Methods: In this prospective, randomised open label, controlled pilot study, patients admitted within 72 hours of onset of pain were randomised to receive either placebo (only standard medical treatment; SMT) or antioxidants (vitamin C 500 mg, N-acetyl cysteine 200 mg 8 hourly and antoxyl forte 1 capsule hourly with standard medical treatment; SMT + AO) daily, following informed consent. Patients with co-morbid illness and pregnancy were excluded. Primary efficacy measures were length of hospital stay and complications whilst secondary measures were biochemical markers of oxidative stress (thiobarbituric acid reactive substances [TBARS] and superoxide dismutase [SOD] and total antioxidant capacity [TAC] and vitamin C) at Days 1, 3 and 7.

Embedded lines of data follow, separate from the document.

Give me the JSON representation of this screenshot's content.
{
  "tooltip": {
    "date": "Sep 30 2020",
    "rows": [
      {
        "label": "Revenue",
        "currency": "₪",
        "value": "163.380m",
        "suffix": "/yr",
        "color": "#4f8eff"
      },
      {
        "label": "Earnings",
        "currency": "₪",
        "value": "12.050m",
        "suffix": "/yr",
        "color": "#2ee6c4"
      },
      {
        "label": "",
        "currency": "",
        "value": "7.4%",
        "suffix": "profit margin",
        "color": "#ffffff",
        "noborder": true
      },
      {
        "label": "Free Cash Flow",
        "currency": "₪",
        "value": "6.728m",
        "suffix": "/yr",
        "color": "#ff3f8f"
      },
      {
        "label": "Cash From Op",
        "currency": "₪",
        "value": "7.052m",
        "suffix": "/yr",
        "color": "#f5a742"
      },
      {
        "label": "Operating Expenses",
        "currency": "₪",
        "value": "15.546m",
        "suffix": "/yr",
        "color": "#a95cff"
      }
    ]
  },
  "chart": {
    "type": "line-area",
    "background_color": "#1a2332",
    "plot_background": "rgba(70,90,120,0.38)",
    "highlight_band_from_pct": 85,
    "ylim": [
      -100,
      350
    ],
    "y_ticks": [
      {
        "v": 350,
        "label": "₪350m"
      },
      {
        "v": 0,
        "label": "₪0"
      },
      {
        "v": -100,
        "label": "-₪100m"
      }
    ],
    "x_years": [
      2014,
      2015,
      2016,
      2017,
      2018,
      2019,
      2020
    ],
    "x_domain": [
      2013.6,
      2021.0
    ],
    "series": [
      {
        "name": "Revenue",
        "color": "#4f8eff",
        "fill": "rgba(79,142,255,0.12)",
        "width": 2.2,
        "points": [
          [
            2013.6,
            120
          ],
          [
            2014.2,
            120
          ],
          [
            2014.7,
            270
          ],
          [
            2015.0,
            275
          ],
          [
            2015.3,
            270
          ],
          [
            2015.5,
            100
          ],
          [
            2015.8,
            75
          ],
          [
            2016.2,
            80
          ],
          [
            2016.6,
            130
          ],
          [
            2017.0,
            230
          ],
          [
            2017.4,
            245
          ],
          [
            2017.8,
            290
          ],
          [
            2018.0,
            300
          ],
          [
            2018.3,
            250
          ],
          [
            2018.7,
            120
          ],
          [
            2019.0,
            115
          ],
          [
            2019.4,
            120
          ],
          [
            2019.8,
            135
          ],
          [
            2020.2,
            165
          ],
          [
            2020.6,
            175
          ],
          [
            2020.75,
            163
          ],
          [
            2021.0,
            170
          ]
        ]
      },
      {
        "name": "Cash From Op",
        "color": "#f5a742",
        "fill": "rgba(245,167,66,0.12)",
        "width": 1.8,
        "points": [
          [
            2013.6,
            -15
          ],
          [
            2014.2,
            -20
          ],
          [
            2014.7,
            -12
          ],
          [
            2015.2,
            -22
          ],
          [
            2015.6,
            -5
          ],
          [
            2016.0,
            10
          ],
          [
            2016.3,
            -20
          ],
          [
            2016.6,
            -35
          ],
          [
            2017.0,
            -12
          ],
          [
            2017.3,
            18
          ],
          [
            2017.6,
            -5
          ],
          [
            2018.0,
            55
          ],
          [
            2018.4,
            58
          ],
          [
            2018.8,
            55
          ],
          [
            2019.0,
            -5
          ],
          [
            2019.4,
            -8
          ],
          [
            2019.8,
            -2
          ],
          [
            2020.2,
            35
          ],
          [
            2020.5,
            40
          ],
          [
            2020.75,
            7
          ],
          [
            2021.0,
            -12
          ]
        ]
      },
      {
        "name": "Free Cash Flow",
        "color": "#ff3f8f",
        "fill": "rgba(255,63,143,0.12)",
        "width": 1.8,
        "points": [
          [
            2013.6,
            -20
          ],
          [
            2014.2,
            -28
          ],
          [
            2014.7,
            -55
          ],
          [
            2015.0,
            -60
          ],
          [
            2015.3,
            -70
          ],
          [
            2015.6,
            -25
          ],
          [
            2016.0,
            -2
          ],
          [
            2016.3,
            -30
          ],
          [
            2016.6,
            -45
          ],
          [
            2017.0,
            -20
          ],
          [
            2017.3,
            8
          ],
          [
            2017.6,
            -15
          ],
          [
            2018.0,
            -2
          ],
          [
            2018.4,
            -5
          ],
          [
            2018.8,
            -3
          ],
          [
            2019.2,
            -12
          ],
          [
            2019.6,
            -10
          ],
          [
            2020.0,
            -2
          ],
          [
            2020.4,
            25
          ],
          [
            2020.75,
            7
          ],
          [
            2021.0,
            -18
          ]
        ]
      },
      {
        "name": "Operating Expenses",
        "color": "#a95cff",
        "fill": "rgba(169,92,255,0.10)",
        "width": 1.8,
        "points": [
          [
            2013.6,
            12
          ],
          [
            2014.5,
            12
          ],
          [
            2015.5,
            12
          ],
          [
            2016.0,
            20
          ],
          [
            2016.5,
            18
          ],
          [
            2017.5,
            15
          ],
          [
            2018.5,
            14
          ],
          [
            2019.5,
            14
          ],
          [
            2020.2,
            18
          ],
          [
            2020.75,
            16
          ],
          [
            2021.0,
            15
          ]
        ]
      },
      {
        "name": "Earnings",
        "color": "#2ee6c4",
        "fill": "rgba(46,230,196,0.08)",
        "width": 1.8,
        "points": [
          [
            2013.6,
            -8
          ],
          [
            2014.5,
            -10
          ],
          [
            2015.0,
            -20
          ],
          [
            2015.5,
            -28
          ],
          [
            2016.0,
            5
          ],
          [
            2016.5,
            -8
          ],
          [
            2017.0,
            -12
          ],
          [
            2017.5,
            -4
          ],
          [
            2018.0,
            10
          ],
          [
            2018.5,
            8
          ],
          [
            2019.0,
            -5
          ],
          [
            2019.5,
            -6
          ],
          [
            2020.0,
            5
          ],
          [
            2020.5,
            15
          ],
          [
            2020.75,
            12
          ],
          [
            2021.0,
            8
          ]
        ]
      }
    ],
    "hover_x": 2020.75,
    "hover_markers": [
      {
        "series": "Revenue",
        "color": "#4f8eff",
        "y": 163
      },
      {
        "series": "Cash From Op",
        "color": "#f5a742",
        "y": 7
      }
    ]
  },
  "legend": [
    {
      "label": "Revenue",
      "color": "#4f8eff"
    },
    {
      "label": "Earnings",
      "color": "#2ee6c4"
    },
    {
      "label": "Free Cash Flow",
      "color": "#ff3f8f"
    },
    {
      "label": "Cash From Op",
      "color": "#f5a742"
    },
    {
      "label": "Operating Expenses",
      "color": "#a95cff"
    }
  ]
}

Results: Of 53 patients, 30 patients were randomised to SMT and 23 patients to SMT + AO. The mean duration of hospital stay in the SMT group (10.3 +/- 7 days) was more compared to SMT + AOT (7.2 +/- 5 days), but was not statistically significant (p=0.07), complications were similar in the 2 groups. At Day 7, OS was significantly lower in the SMT + AO group when compared with the SMT group (TBARS, p=0.05; SOD, p=0.03) with a significant increase in FRAP and vitamin C (p=0.01).
Conclusions: Antioxidant supplementation may decrease the length of hospital stay and complication rate in patients with AP, but a larger clinical trial is needed to support this hypothesis. Further, it decreased the OS and improved the antioxidant status in patients with AP.